Soprattutto è balzato agli occhi di tutti il valore di avere uno sprazzo di natura dove ristorarsi di fianco alla porta di casa.
Obiettivo: vedere riconosciuto il valore dei servizi ecosistemici Il riconoscimento universale del valore dei servizi che gli ecosistemi forestali regalano è un obiettivo prioritario; probabilmente il più importante di tutti, poiché ci consente di entrare in un’era nuova. Nei boschi si può far legna o ancora meglio legname, ma dobbiamo tenere sempre conto che sono sistemi complessi e che quello che si fa dev’essere compatibile con le altre funzioni. Possiamo specializzare i nostri boschi in base alla funzione prevalente (produrre legna, conservare biodiversità, lo svago) oppure richiedere a un unico bosco molteplici funzioni.

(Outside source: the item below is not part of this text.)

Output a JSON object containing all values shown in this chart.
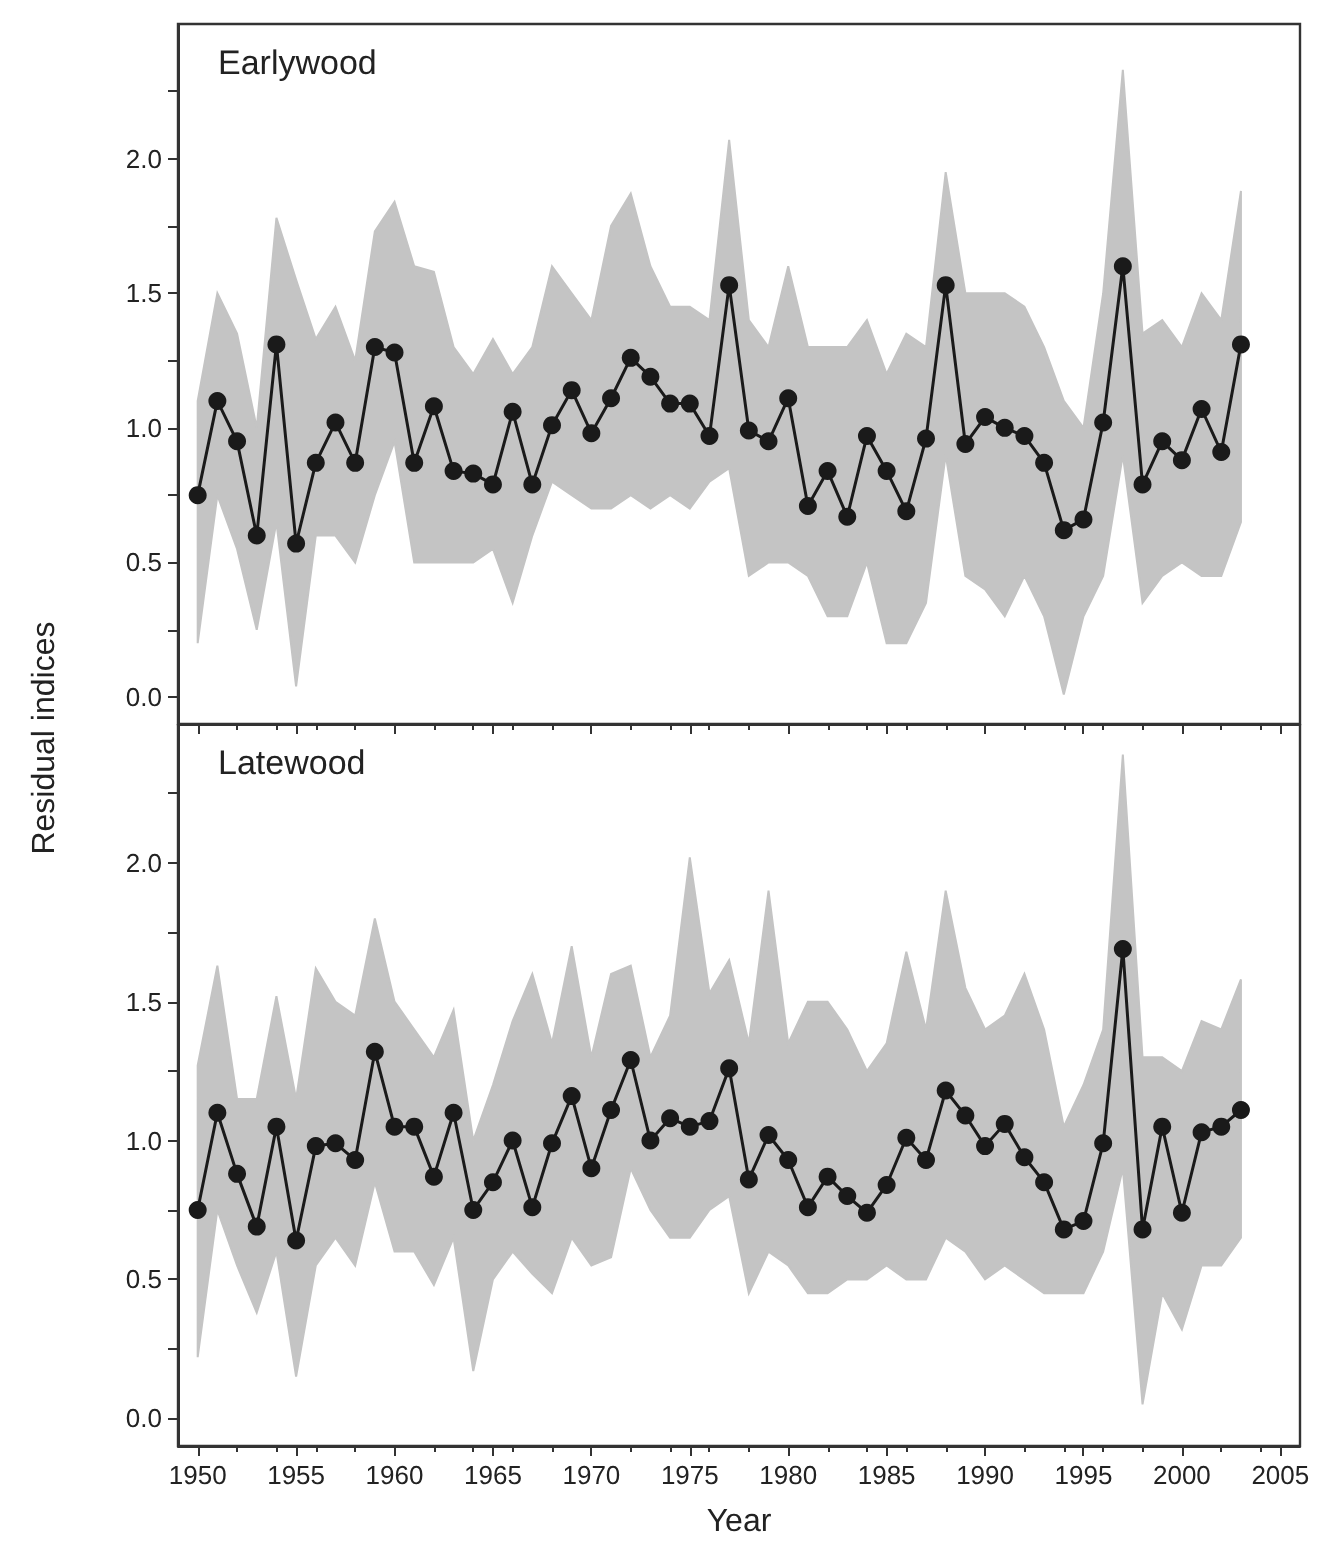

Ci si interroga su quale sia l’approccio migliore, ma probabilmente la risposta è che dipende dalle diverse situazioni e soprattutto dalla scala di riferimento: per esempio molte persone vorrebbero che le nostre foreste non fossero mai tagliate, ma siccome le stesse persone acqui stano mobili e altri oggetti in legno provocano il taglio di boschi in altre parti
del mondo, causando impatti uguali o peggiori su altri ecosistemi che a loro volta degradandosi provocano impatti sui nostri boschi, come le conseguenze del riscaldamento
globale.
Il tema è complesso e non esiste una soluzione univoca.
La cosa più importante è la consapevolezza e l’orgoglio per il valore del patrimonio che abbiamo ricostruito. È stupido svenderlo per poco poiché vale molto di più di quello che
oggi pensiamo e questo valore salirà ancora. La legna da ardere è un buon prodotto dei boschi d’Appennino e crea occupazione e reddito, ma presto cominceranno a essere remunerati anche altri servizi che le foreste erogano agli abitanti delle montagne e delle città. Questo non significa che non si taglierà più il bosco per far la legna, ma che si potrà
gestire la foresta in modo nuovo e inaspettato.
Tutto questo sarà possibile solo se riusciremo a salvare le foreste, e quindi anche noi, dall’impatto del riscaldamento globale.
(Giuseppe Vignali è direttore f.f. del Parco nazionale dell’Appennino tosco emiliano)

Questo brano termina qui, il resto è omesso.